Aucune guitare donc, mais deux claviers, ce qui n’empêche pas Greenslade d’être parfois très rock ("What Are You Doin’ to Me") et de trouver la recette d’une collaboration merveilleuse entre les deux pianistes : l’entremêlement de lignes jazzy héritées de Colosseum et de plans boogy l’illustrent bien sur "Feathered Friends", qui développe ensuite des passages plus sombres et plus proches du progressif symphonique - même si l'on peut déplorer un chant plus ou moins maitrisé.

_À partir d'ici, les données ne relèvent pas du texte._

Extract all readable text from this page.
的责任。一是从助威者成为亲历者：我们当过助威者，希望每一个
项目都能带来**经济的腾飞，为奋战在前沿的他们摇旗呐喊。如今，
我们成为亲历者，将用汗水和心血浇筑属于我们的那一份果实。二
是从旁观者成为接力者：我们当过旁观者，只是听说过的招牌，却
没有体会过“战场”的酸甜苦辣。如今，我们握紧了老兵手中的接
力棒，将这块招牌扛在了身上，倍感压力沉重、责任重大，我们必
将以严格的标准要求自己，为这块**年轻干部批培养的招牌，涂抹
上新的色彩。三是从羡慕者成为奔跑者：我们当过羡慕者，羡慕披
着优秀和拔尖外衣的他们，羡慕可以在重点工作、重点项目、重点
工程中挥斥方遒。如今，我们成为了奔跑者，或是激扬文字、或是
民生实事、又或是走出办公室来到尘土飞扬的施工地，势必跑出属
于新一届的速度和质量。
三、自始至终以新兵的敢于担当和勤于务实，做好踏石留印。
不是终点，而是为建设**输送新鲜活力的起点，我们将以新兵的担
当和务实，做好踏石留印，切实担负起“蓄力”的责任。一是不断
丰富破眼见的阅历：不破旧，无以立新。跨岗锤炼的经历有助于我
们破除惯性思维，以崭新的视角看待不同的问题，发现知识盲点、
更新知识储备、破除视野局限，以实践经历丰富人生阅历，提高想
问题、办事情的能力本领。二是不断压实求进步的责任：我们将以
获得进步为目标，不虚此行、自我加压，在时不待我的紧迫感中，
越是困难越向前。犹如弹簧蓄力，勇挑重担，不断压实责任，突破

Le tropisme jazzy du début de carrière de Dave Greenslade revient sur "Temple Song", qui se transforme en pièce smooth-jazz très tranquille après un premier mouvement entre Canterbury et orientalisme – qui pourrait désormais paraître déplacé tant il est caricatural.
Evoqué plus haut, le lien avec Wakeman provient aussi de la participation de Roger Dean dans la réalisation de la pochette, où l’elfe aux bras multiples, appelé à devenir la mascotte du groupe, trône dans un paysage sûrement inspiré de Gouffre de Padirac (à vérifier). En outre, la composition faite d’une complexité empreinte de légèreté, évoque également le claviériste de Yes, en témoignent les ruptures rythmiques et les évolutions mélodiques d’"An English Western" ou les grandes plages planantes et les divagations de "What Are You Doin’ to Me".
Dans les morceaux au plus proche des effluves symphoniques, Greenslade s’avère être le plus pertinent. "Mélange" est rendu épique par sa composition contrastée ; les autres musiciens laissent de la place à un solo de basse qui rappelle Yes derechef (un jeu proche de celui de Squire), avant que le titre ne bascule dans une veine proche de Manfred Mann’s Earth Band. Réservé pour la fin, le meilleur titre s’intitule "Sundance" qui, depuis une introduction classicisante au piano la mélodie puissante, joue sur les variations sonores et stylistiques avec une bascule jazzy intéressante puis un retour sur les nappes symphoniques qui apportent un aspect Orange Mécanique. Cette dernière référence peut être à nouveau invoquée pour traiter du solennel "Drowning Man", inspiré du baroque anglais de Purcell.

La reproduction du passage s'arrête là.